I completed three assignments before my dad came home, but I didn’t come out to greet him. I kept a mini-fridge in my room since my dad kept our own fridge so gross. I walked over to it and pulled out an energy drink. I popped it open and drank from the can. My uncle gave me the mini-fridge for my seventeenth birthday because he knew how much I hated sharing the fridge with my dad. I kept my own milk in there and a few boxes of cereal in my room too. It gave me less reason to go out and see my dad.
He wasn’t always awful. Sometimes he could be fun to talk to. Those were the good days. But there were plenty of bad days, too, when he ended up yelling and throwing things or breaking windows. I’d never told Jackilyn how bad it could get. I hadn’t wanted her to know about that part of my life. I knew she had a good home life. A nice house in an expensive neighborhood. A mom who didn’t work and baked cookies for when she came home from school. I’d been over there enough times to eat the cookies myself.

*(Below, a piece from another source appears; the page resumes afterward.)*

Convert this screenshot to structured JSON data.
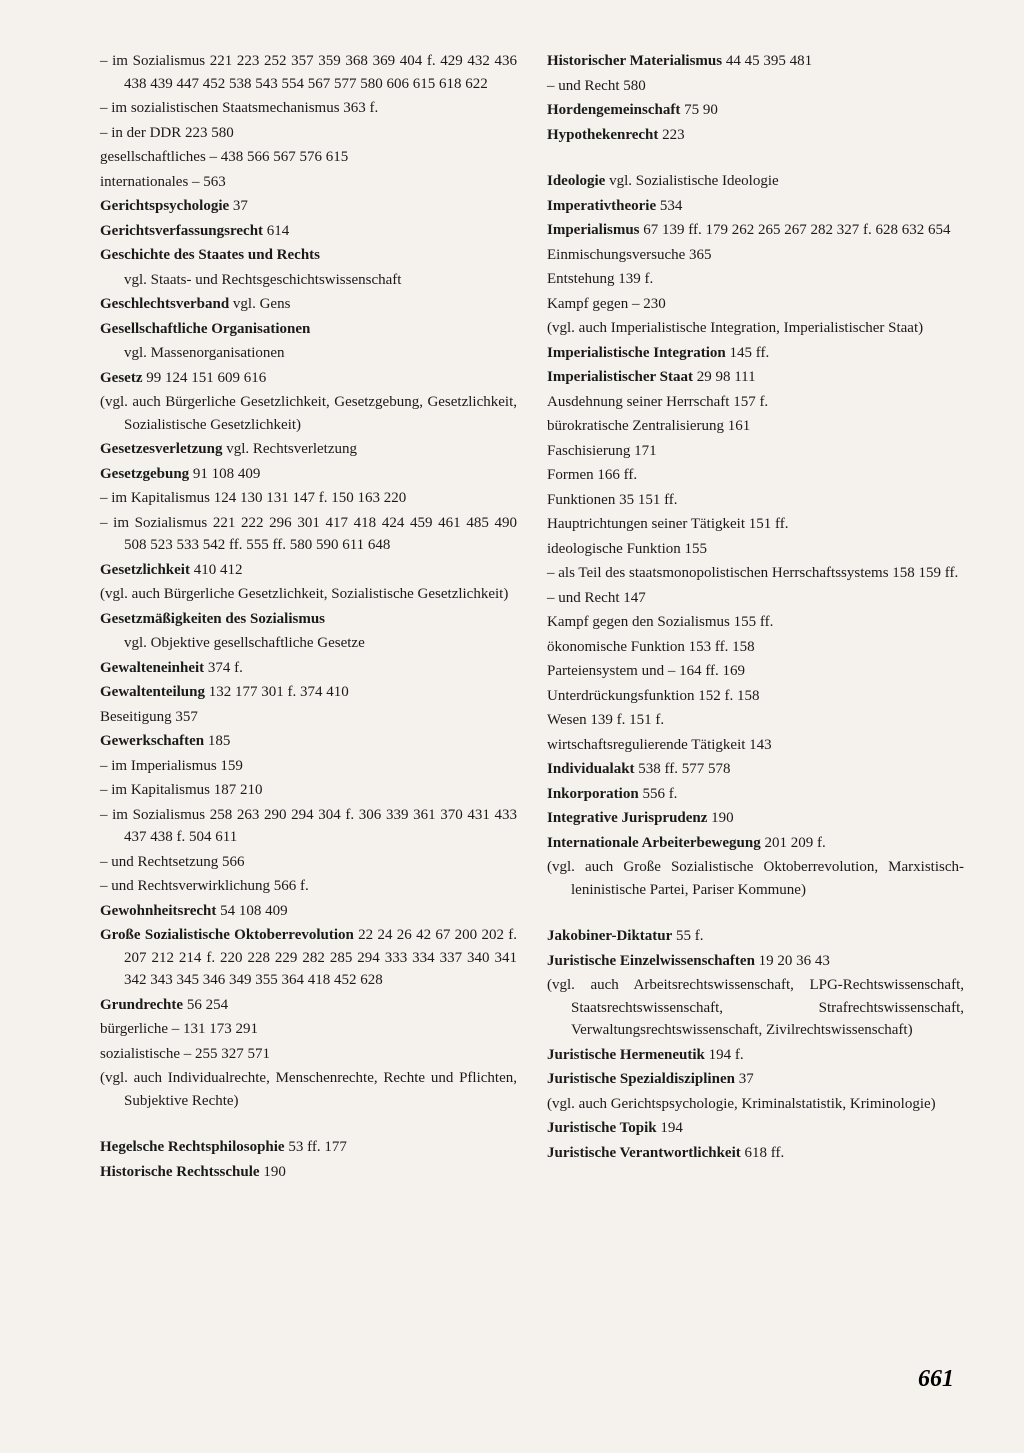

I walked back to my bed, where my backpack was sitting, and I took a seat. I liked to keep my room tidy since it was the one place I could control in the house. An old patchwork quilt was spread across my mattress. My mom had made it for me when I was little, and it was soft and comforting to sleep with. Sitting on the table next to my bed, I had a picture of my mom and me together from when I was younger.
I pulled out the script for the play and opened a recording app on my phone. I recorded myself reading my lines, skipping over Jessilyn’s parts. I’d go back and get used to her lines once I’d learned my own. That way, I’d know when to come in with my speaking parts.
I kept my voice low. I didn’t want my dad to hear me talking and come into my room to ask me what I was doing. When I finished the recording, I hit stop on my phone and then played the clip back. I read along, cringing at how my voice sounded. I really needed to work on getting better. But first, I needed to get it memorized.
I spent the next hour working hard on implanting my lines in my mind. I was grateful to Jessilyn for giving me the idea of recording myself reading the lines. It was a huge help. The more I ran through the lines, the easier it got to retain what I was supposed to say next.
I kept imagining Jessilyn saying her lines, remembering the expressiveness in her voice when she’d read the script earlier that day. She was so beautiful and so talented. I could see why she would want to go to school for theater. She really was amazing at it. I’d caught myself staring at her lips several times as she’d read her part, imagining what it would be like to kiss them. My face had gotten so hot whenever we’d skipped over the kissing parts.
I’d seen her in kissing scenes before, so I knew it probably wasn’t that big of a deal to her, but it was my first time kissing someone while acting out a scene.
I continued reading through my lines until sleep overcame me. I ended up passing out in my bed with my script still in front of me.
I woke up the next morning and rubbed the sleep from my eyes. My backpack and notebooks were still sprawled across the foot of my bed, and my script was already starting to look tattered. The corners curled inward.
I got up, showered, and went back to my room to get dressed and eat a bowl of cereal. I could hear my dad moving around in the kitchen, banging pans. Sometimes he liked to make eggs in the morning. I usually just tried to stay out of his way. He wasn’t much of a morning person.
My phone buzzed as I finished my bowl of cereal, and I looked down to see a text from Jessilyn.
Jessilyn:When I got home from work last night, Jackilyn was even grumpier about the fact that we’re working together. You’d think you two were still dating the way she was acting.
I was glad we weren’t still together. Jackilyn’s behavior right now was showing me that.
Me:Sorry to hear that. Is there anything I can do?